In cases with a more toxic presentation (see Table 205-1) or imminent respiratory collapse, a diagnosis of epiglottitis (supraglottitis) must be suspected. Consider the four “Ds” of epiglottitis—drooling, dysphagia, dysphonia, and dyspnea. The child with acute epiglottitis should be disturbed as little as possible (e.g. by radiography examinations or phlebotomy). Transport the child to the operating room in the sitting position with airway equipment readily available for possible ventilatory support. Do not attempt to visualize the pharynx, which may cause acute obstruction. The operating room should be set up for direct laryngoscopy, emergency bronchoscopy, and possible tracheostomy. Monitoring should include blood pressure, electrocardiography, precordial stethoscope, and pulse oximetry. Induction of anesthesia with O2 and an inhalation anesthetic agent (sevoflurane or halothane, if it is available), with the child seated, should be performed. Because of the unpredictable variation in the amount of edema, and the potential anatomic distortion and difficulty with ventilation, the use of neuromuscular blocking agents and barbiturates should be avoided.

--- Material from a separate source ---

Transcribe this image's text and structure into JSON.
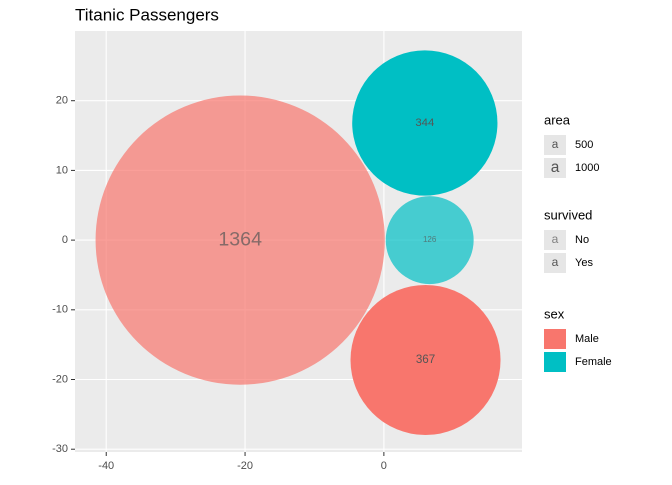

When anesthesia is induced, the child should be gently laid down. Assisted ventilation may be needed. Intravenous access should be obtained, and atropine, 0.02 mg/kg, should be intravenously administered to attenuate reflex bradycardia, and lidocaine, 1 mg/kg, is given to minimize the risk of coughing and laryngospasm. The use of racemic epinephrine, which may precipitate complete airway obstruction, should be avoided. Laryngoscopy should be performed and the trachea intubated orally with a tube that is 0.5 to 1.0 mm smaller than predicted for age. Once the child is anesthetized and well oxygenated, the oral tracheal tube can be replaced with a nasotracheal tube (again, 0.5 to 1.0 mm smaller than predicted for age). A chest radiograph should be obtained to confirm tube placement and to identify any infiltrate or atelectasis. After the airway is secured in the operating room, admission to an intensive care unit is essential. Intravenous sedation and restraints help prevent accidental extubation. Inspired gases should be humidified and the nasotracheal tube regularly suctioned. Extubation should be considered when pyrexia has resolved (usually within 12 to 36 h) and an air leak has developed around the tracheal tube.

Because the cause of epiglottitis is often uncertain, a broad-spectrum cephalosporin, such as cefotaxime (200 μg·kg−1·day−1), is initiated after blood and epiglottic cultures have been obtained. The use of corticosteroids has not been shown to be beneficial.